David Kritchevsky was not a member of the epidemiological community but appears on this history website because he was one of the first cardiovascular disease investigators to explore the relationship of serum lipids and atherosclerosis. He tended to observe epidemiological efforts in the field of diet and lipids and coronary disease with a bemused wisdom and quiet skepticism.

In 1958 he published a book, a first treatise on “Cholesterol” (John Wiley & Sons, London), which opens with a description of learning from Ecclesiastes: “The first man knew her not perfectly and in like manner, the last has not traced her out.” According to Kritchevsky, Ecclesiastes might well have been speaking of cholesterol.
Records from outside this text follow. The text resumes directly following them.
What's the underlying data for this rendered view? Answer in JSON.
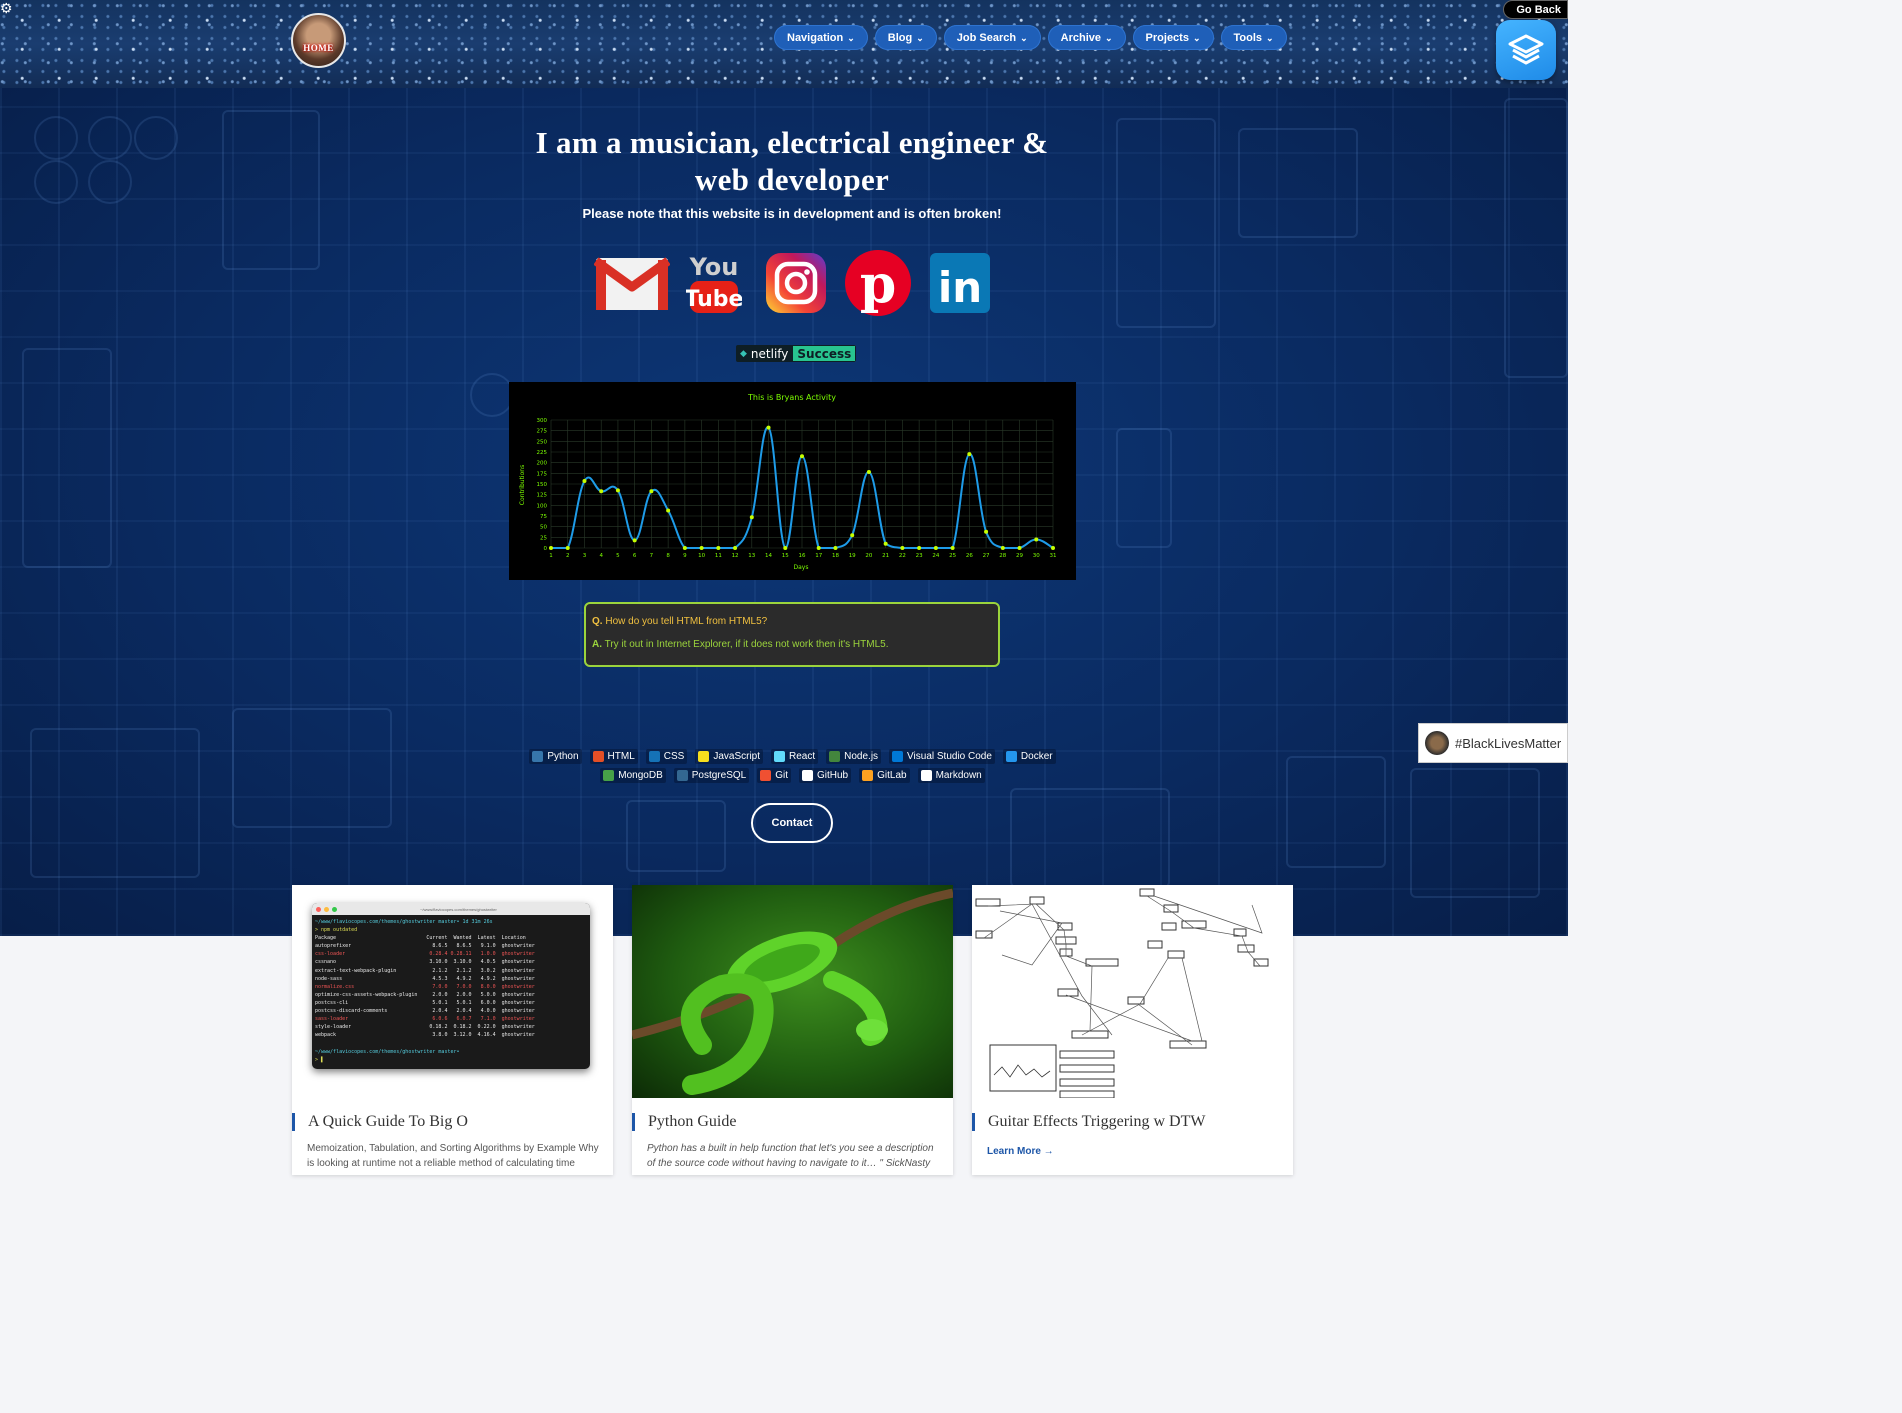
{
  "header": {
    "avatar_label": "HOME",
    "nav": [
      {
        "label": "Navigation"
      },
      {
        "label": "Blog"
      },
      {
        "label": "Job Search"
      },
      {
        "label": "Archive"
      },
      {
        "label": "Projects"
      },
      {
        "label": "Tools"
      }
    ],
    "go_back": "Go Back"
  },
  "hero": {
    "title": "I am a musician, electrical engineer & web developer",
    "subtitle": "Please note that this website is in development and is often broken!",
    "socials": [
      "gmail-icon",
      "youtube-icon",
      "instagram-icon",
      "pinterest-icon",
      "linkedin-icon"
    ],
    "netlify_label": "netlify",
    "netlify_status": "Success"
  },
  "chart_data": {
    "type": "line",
    "title": "This is Bryans Activity",
    "xlabel": "Days",
    "ylabel": "Contributions",
    "x": [
      1,
      2,
      3,
      4,
      5,
      6,
      7,
      8,
      9,
      10,
      11,
      12,
      13,
      14,
      15,
      16,
      17,
      18,
      19,
      20,
      21,
      22,
      23,
      24,
      25,
      26,
      27,
      28,
      29,
      30,
      31
    ],
    "values": [
      0,
      0,
      157,
      133,
      135,
      18,
      133,
      88,
      0,
      0,
      0,
      0,
      72,
      282,
      0,
      215,
      0,
      0,
      30,
      178,
      10,
      0,
      0,
      0,
      0,
      220,
      38,
      0,
      0,
      20,
      0
    ],
    "ylim": [
      0,
      300
    ],
    "yticks": [
      0,
      25,
      50,
      75,
      100,
      125,
      150,
      175,
      200,
      225,
      250,
      275,
      300
    ],
    "grid": true,
    "colors": {
      "line": "#1e9be8",
      "point": "#c6ff00",
      "text": "#7dff00",
      "grid": "#2a3a2a"
    }
  },
  "qa": {
    "q_prefix": "Q.",
    "q_text": "How do you tell HTML from HTML5?",
    "a_prefix": "A.",
    "a_text": "Try it out in Internet Explorer, if it does not work then it's HTML5."
  },
  "skills_row1": [
    {
      "label": "Python",
      "color": "#3776ab"
    },
    {
      "label": "HTML",
      "color": "#e34f26"
    },
    {
      "label": "CSS",
      "color": "#1572b6"
    },
    {
      "label": "JavaScript",
      "color": "#f7df1e"
    },
    {
      "label": "React",
      "color": "#61dafb"
    },
    {
      "label": "Node.js",
      "color": "#43853d"
    },
    {
      "label": "Visual Studio Code",
      "color": "#0078d7"
    },
    {
      "label": "Docker",
      "color": "#2496ed"
    }
  ],
  "skills_row2": [
    {
      "label": "MongoDB",
      "color": "#47a248"
    },
    {
      "label": "PostgreSQL",
      "color": "#336791"
    },
    {
      "label": "Git",
      "color": "#f05032"
    },
    {
      "label": "GitHub",
      "color": "#ffffff"
    },
    {
      "label": "GitLab",
      "color": "#fca121"
    },
    {
      "label": "Markdown",
      "color": "#ffffff"
    }
  ],
  "contact_label": "Contact",
  "blm_label": "#BlackLivesMatter",
  "cards": [
    {
      "title": "A Quick Guide To Big O",
      "desc": "Memoization, Tabulation, and Sorting Algorithms by Example Why is looking at runtime not a reliable method of calculating time"
    },
    {
      "title": "Python Guide",
      "desc": "Python has a built in help function that let's you see a description of the source code without having to navigate to it… \" SickNasty"
    },
    {
      "title": "Guitar Effects Triggering w DTW",
      "more": "Learn More →"
    }
  ],
  "terminal": {
    "path": "~/www/flaviocopes.com/themes/ghostwriter",
    "lines": [
      "~/www/flaviocopes.com/themes/ghostwriter master• 1d 31m 26s",
      "> npm outdated",
      "Package                              Current  Wanted  Latest  Location",
      "autoprefixer                           8.6.5   8.6.5   9.1.0  ghostwriter",
      "css-loader                            0.28.4 0.28.11   1.0.0  ghostwriter",
      "cssnano                               3.10.0  3.10.0   4.0.5  ghostwriter",
      "extract-text-webpack-plugin            2.1.2   2.1.2   3.0.2  ghostwriter",
      "node-sass                              4.5.3   4.9.2   4.9.2  ghostwriter",
      "normalize.css                          7.0.0   7.0.0   8.0.0  ghostwriter",
      "optimize-css-assets-webpack-plugin     2.0.0   2.0.0   5.0.0  ghostwriter",
      "postcss-cli                            5.0.1   5.0.1   6.0.0  ghostwriter",
      "postcss-discard-comments               2.0.4   2.0.4   4.0.0  ghostwriter",
      "sass-loader                            6.0.6   6.0.7   7.1.0  ghostwriter",
      "style-loader                          0.18.2  0.18.2  0.22.0  ghostwriter",
      "webpack                                3.8.0  3.12.0  4.16.4  ghostwriter",
      "",
      "~/www/flaviocopes.com/themes/ghostwriter master•",
      "> ▌"
    ]
  }
}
As he indicated, “innumerable uncertainties” existed about its biological function and significance in mid-20th century. At any rate, he clearly has a place in the group he labels the “scientific elite” of investigators historically concerned with cholesterol, health, and disease.
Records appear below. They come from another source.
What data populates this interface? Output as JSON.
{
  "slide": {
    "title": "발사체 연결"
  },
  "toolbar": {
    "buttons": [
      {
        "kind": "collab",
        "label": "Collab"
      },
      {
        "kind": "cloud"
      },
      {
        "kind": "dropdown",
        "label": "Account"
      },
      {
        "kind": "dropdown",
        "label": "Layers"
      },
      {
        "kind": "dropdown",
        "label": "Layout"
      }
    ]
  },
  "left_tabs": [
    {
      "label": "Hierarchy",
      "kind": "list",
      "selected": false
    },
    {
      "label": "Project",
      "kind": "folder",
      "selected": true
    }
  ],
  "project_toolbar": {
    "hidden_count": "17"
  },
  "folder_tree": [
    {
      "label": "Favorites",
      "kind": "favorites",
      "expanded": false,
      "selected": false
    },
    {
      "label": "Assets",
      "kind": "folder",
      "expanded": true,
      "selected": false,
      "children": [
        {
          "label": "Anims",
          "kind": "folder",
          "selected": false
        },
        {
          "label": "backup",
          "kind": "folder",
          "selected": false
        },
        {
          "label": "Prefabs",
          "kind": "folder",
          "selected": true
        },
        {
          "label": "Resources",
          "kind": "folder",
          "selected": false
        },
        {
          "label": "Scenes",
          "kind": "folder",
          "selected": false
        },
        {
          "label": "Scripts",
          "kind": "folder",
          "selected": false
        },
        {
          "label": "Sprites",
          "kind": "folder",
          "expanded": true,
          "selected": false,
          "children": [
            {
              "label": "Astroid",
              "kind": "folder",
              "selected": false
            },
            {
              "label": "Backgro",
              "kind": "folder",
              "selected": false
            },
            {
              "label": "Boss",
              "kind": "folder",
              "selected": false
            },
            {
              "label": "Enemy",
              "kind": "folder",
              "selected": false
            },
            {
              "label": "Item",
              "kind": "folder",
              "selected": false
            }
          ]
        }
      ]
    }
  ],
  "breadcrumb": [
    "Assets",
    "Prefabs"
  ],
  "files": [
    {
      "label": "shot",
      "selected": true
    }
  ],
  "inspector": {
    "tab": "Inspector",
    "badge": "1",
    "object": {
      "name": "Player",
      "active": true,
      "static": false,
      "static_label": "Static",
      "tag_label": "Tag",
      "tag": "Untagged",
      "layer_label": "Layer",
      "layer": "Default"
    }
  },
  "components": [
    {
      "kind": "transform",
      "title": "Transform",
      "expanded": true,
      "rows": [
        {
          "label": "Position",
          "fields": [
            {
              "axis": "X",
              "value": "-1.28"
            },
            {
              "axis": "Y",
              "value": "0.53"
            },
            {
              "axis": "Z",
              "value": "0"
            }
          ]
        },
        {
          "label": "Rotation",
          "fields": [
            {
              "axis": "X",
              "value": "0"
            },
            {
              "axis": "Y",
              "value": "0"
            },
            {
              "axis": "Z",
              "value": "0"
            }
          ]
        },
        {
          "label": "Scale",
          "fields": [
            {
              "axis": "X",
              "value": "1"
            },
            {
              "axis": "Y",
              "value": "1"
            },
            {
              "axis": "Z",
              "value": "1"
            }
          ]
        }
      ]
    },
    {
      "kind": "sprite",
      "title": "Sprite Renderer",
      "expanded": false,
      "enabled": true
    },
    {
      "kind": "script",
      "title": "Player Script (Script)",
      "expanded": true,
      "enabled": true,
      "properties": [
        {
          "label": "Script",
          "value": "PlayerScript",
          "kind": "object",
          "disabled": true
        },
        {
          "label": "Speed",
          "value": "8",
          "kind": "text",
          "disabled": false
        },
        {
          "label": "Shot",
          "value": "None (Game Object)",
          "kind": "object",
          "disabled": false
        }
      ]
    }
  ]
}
Kritchevsky immigrated to the U.S. with his parents in 1923, achieved a B.A. and M.S. in chemistry at the U. of Chicago, and a Ph.D. in organic chemistry at Northwestern in 1948.

Most of his professional life was spent in Philadelphia at the Wistar Institute and with the graduate faculty in molecular biology at the U. of Pennsylvania. He held many central positions in medical and nutritional science, including the Food and Nutrition Board during its more “conservative years” of the late 1970s.

His 1958 book attempted to unify knowledge about cholesterol and atherosclerosis and dealt with its chemistry, biosynthesis, functions, and role in disease. In it he appropriately points out that “even erroneous interpretations of data have made [contributions] to overall knowledge” (page viii). Already in the mid-1950s, he indicated that cholesterol and atherosclerosis were synonymous terms in the popular mind. He also provided this other truism: “the literature relating to atherosclerosis is so extensive that it is possible to find conflicting views on practically every aspect of the disease” (ibid.143).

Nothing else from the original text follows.